In retrospect, those of us who were skeptical of the hysterical headlines look to have been correct. While January and February of last year saw a few unusual mass shootings of multiple police officers, those months appear to have been anomalies. Police deaths in the remaining months of 2011 were mostly on par with prior years.
So what about this year? Police officer deaths are down 48 percent from last year. Firearms deaths specifically are down 58 percent. And as the watchdog blog Clark County Criminal Cops points out, a significant number of the firearms deaths were actually cops who were shot by other cops.

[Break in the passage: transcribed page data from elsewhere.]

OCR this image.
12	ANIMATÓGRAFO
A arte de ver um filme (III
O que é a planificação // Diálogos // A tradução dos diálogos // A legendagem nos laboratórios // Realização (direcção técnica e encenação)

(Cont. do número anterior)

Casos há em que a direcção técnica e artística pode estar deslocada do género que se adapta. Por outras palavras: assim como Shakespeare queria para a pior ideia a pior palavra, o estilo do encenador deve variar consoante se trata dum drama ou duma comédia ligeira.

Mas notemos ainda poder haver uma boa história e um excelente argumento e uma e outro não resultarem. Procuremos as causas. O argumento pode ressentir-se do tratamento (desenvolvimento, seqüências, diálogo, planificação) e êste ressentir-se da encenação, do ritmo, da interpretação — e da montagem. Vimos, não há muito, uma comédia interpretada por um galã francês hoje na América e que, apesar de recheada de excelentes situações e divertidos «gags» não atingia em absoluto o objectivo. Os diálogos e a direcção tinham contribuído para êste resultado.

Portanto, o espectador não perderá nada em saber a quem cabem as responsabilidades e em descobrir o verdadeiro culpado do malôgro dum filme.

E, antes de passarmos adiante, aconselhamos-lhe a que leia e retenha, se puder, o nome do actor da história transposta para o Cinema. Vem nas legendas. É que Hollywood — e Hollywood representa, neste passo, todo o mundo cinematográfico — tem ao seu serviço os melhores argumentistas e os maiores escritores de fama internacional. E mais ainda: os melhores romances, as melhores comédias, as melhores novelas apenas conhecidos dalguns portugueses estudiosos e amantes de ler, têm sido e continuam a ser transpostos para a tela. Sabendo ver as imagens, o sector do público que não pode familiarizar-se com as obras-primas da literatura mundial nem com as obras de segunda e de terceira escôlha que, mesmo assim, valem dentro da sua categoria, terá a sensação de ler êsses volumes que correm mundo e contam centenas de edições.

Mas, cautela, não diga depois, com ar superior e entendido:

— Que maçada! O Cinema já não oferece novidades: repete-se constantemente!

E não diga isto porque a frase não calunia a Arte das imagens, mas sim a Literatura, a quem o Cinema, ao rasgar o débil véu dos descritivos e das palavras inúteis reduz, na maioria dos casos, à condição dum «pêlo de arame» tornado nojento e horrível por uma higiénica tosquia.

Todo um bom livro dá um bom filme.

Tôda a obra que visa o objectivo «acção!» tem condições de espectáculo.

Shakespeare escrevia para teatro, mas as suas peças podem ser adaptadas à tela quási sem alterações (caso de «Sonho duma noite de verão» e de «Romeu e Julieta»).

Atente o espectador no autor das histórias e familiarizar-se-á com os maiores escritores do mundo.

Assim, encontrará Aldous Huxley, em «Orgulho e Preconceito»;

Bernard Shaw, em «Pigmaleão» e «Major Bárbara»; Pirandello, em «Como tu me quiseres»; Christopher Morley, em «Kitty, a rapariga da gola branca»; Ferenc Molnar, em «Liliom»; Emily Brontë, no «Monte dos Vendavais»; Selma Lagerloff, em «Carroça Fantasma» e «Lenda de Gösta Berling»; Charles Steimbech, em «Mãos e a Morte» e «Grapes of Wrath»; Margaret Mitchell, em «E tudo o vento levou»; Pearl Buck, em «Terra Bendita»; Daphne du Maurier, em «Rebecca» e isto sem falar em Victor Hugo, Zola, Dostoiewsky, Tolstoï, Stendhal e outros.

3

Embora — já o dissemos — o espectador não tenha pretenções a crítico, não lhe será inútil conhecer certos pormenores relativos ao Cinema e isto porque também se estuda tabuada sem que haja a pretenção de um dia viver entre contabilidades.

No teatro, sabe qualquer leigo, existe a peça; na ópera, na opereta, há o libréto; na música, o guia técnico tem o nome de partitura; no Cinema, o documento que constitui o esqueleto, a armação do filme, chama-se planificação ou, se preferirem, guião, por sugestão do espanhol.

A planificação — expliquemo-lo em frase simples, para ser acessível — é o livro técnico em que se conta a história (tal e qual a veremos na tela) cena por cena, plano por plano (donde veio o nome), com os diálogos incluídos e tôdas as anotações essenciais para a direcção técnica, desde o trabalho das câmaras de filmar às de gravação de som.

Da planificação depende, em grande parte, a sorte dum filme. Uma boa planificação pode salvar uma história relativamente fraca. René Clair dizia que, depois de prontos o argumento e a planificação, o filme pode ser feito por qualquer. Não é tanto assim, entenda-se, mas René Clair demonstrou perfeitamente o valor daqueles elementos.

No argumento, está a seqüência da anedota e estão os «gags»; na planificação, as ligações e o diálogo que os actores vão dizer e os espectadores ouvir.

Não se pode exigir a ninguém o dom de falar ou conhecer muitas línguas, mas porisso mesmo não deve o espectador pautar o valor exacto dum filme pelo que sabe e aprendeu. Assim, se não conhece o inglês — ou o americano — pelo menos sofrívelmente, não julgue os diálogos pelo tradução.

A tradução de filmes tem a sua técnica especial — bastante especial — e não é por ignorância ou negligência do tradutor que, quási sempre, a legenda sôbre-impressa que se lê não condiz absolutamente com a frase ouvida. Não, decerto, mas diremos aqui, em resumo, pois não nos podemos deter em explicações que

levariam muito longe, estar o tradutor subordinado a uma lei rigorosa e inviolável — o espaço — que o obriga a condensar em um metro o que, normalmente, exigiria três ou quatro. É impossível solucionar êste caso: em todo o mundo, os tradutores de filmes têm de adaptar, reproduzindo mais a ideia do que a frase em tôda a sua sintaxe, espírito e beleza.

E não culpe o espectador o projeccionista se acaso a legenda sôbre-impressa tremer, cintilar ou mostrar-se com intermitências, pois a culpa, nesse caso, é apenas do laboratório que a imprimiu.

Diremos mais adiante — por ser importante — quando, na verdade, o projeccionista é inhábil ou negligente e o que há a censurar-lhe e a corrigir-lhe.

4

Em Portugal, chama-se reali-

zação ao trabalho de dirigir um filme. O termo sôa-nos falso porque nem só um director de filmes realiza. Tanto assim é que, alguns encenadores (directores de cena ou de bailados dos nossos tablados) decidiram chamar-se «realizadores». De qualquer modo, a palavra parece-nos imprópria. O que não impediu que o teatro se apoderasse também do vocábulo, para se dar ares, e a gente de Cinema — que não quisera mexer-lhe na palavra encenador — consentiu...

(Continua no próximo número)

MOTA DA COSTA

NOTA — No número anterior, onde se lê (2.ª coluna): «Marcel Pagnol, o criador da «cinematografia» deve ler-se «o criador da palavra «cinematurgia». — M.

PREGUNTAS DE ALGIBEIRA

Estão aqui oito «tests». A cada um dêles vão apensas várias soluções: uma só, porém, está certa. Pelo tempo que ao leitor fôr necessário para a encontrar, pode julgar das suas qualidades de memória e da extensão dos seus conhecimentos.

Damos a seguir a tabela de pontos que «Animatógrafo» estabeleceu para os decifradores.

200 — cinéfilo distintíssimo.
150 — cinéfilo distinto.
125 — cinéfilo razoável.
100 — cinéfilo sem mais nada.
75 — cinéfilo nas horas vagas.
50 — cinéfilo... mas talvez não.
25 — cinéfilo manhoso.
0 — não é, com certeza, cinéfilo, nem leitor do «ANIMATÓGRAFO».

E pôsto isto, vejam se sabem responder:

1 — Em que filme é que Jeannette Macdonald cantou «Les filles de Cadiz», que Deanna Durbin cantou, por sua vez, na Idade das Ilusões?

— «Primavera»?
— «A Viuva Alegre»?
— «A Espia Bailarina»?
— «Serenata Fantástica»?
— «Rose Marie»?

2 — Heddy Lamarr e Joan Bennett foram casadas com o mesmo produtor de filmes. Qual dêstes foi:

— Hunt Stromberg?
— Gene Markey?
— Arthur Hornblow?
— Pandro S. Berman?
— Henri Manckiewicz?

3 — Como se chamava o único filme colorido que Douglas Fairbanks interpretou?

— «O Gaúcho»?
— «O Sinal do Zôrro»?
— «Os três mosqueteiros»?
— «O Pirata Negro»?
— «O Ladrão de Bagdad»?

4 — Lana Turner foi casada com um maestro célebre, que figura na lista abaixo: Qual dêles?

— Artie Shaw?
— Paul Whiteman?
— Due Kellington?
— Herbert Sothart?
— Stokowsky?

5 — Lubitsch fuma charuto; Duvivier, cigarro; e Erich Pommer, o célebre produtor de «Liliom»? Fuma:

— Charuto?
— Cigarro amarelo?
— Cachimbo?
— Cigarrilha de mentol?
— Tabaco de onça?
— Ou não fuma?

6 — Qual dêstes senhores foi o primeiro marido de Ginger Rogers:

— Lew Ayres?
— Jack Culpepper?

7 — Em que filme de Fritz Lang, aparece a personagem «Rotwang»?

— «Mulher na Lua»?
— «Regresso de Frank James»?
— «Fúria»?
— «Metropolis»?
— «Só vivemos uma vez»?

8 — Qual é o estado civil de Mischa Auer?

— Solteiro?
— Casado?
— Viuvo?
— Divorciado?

The police watchdog websites are still out there. The Tea Party and “Don’t Tread on Me” patriot movements are still going strong. You also now have the Occupy movements, which foment a lot of anti-police sentiment (in many cases, justifiably). Gun owners certainly haven’t been melting down their weapons en masse. And yet officer fatalities and violence against police officers have nosedived. In fact, if the current pace keeps up, we’ll actually hit an all-time low in police fatalities this year. And these are just the raw numbers. They aren’t percentages of the total police force (which has been growing), or police deaths in comparison to deaths in the larger population.
All worth keeping in mind should the numbers slightly tick up again—as any statistics pulled from a large population of people are bound to do from time to time—and the media and police groups again start placing blame, and calling for us to grant the police more powers, less oversight, and bigger guns.